Laws against politicized investing may eventually force the hand of fund managers and blue states.
This article was authored by Andy Puzder for WSJ.com on June 14, 2023
States have seized the initiative in resisting environmental, social and governance investing. These legislative efforts have been so successful that the Harvard Law School Forum on Corporate Governance recently published an article titled “It’s Time to Call a Truce in the Red State/Blue State ESG Culture War.” ESG advocates are understandably concerned that what looked like a juggernaut is suddenly facing stiff opposition. But that’s no reason to slow the effort. ESG either protects the retirement assets of hard working Americans or, as states are increasingly concluding, it doesn’t.
Last year the American Legislative Exchange Council and the Heritage Foundation jointly proposed model legislation to stem the rise in ESG investing. Their proposal has served as the basis for states to require that asset managers focus exclusively on maximizing returns. These 10 states combined—Arkansas, Florida, Kansas, Kentucky, Indiana, Montana, North Dakota, Tennessee, Utah and West Virginia—hold more than $500 billion in pension fund assets.

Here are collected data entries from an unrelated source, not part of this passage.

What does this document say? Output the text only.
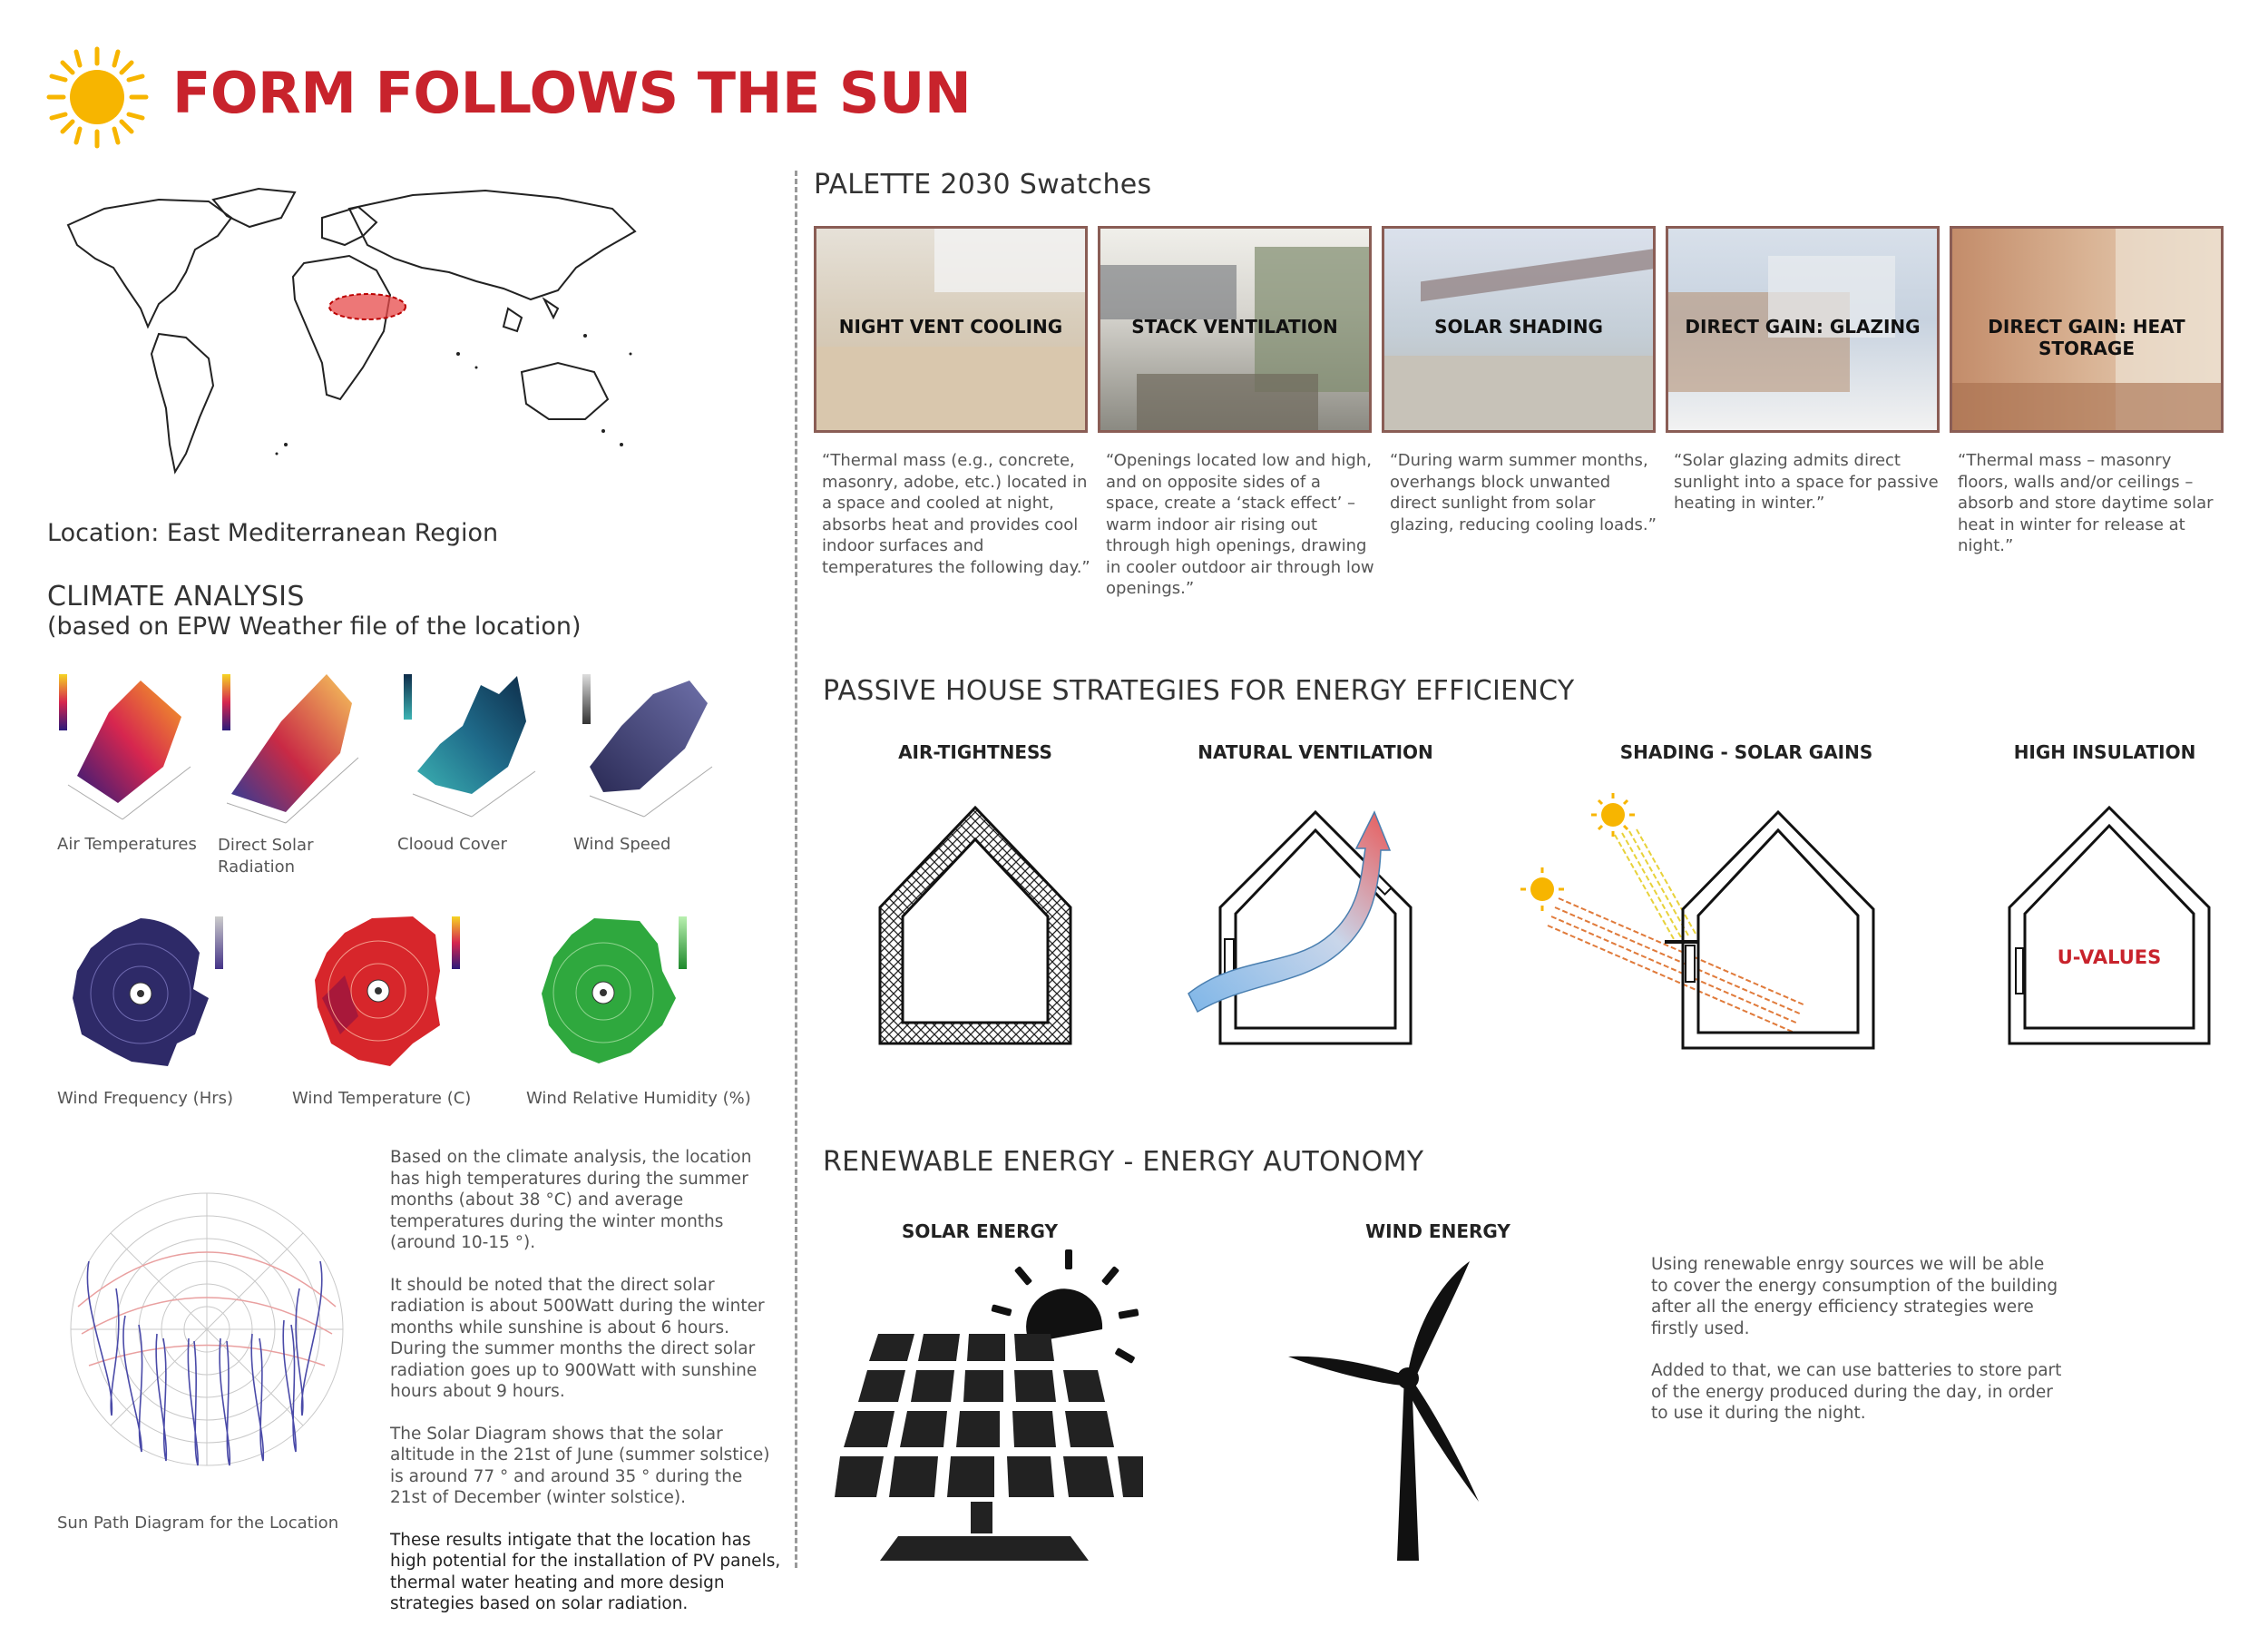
FORM FOLLOWS THE SUN
Location: East Mediterranean Region
CLIMATE ANALYSIS
(based on EPW Weather file of the location)
Air Temperatures Direct Solar
Radiation
Clooud Cover	Wind Speed
Wind Frequency (Hrs)	Wind Temperature (C)	Wind Relative Humidity (%)
Sun Path Diagram for the Location

Based on the climate analysis, the location has high temperatures during the summer months (about 38 °C) and average temperatures during the winter months (around 10-15 °).

It should be noted that the direct solar radiation is about 500Watt during the winter months while sunshine is about 6 hours. During the summer months the direct solar radiation goes up to 900Watt with sunshine hours about 9 hours.

The Solar Diagram shows that the solar altitude in the 21st of June (summer solstice) is around 77 ° and around 35 ° during the 21st of December (winter solstice).

These results intigate that the location has high potential for the installation of PV panels, thermal water heating and more design strategies based on solar radiation.

PALETTE 2030 Swatches
NIGHT VENT COOLING	STACK VENTILATION	SOLAR SHADING	DIRECT GAIN: GLAZING	DIRECT GAIN: HEAT STORAGE
“Thermal mass (e.g., concrete, masonry, adobe, etc.) located in a space and cooled at night, absorbs heat and provides cool indoor surfaces and temperatures the following day.”
“Openings located low and high, and on opposite sides of a space, create a ‘stack effect’ – warm indoor air rising out through high openings, drawing in cooler outdoor air through low openings.”
“During warm summer months, overhangs block unwanted direct sunlight from solar glazing, reducing cooling loads.”
“Solar glazing admits direct sunlight into a space for passive heating in winter.”
“Thermal mass – masonry floors, walls and/or ceilings – absorb and store daytime solar heat in winter for release at night.”
PASSIVE HOUSE STRATEGIES FOR ENERGY EFFICIENCY
AIR-TIGHTNESS	NATURAL VENTILATION	SHADING - SOLAR GAINS	HIGH INSULATION
U-VALUES
RENEWABLE ENERGY - ENERGY AUTONOMY
SOLAR ENERGY	WIND ENERGY

Using renewable enrgy sources we will be able to cover the energy consumption of the building after all the energy efficiency strategies were firstly used.

Added to that, we can use batteries to store part of the energy produced during the day, in order to use it during the night.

The bills have varied in language. Eight states have explicitly named ESG when outlining their new investing restrictions. Florida, Indiana and Kansas also prohibit investing to advance “social, political, or ideological interests.” Montana and West Virginia add the phrase “or other similarly oriented considerations” to their ESG restrictions.
All are clear and consistent in their intention: Those responsible for investing and shareholder voting must act solely in the financial interests of the pension fund’s beneficiaries. ESG and other forms of politically motivated investing are inconsistent with that duty.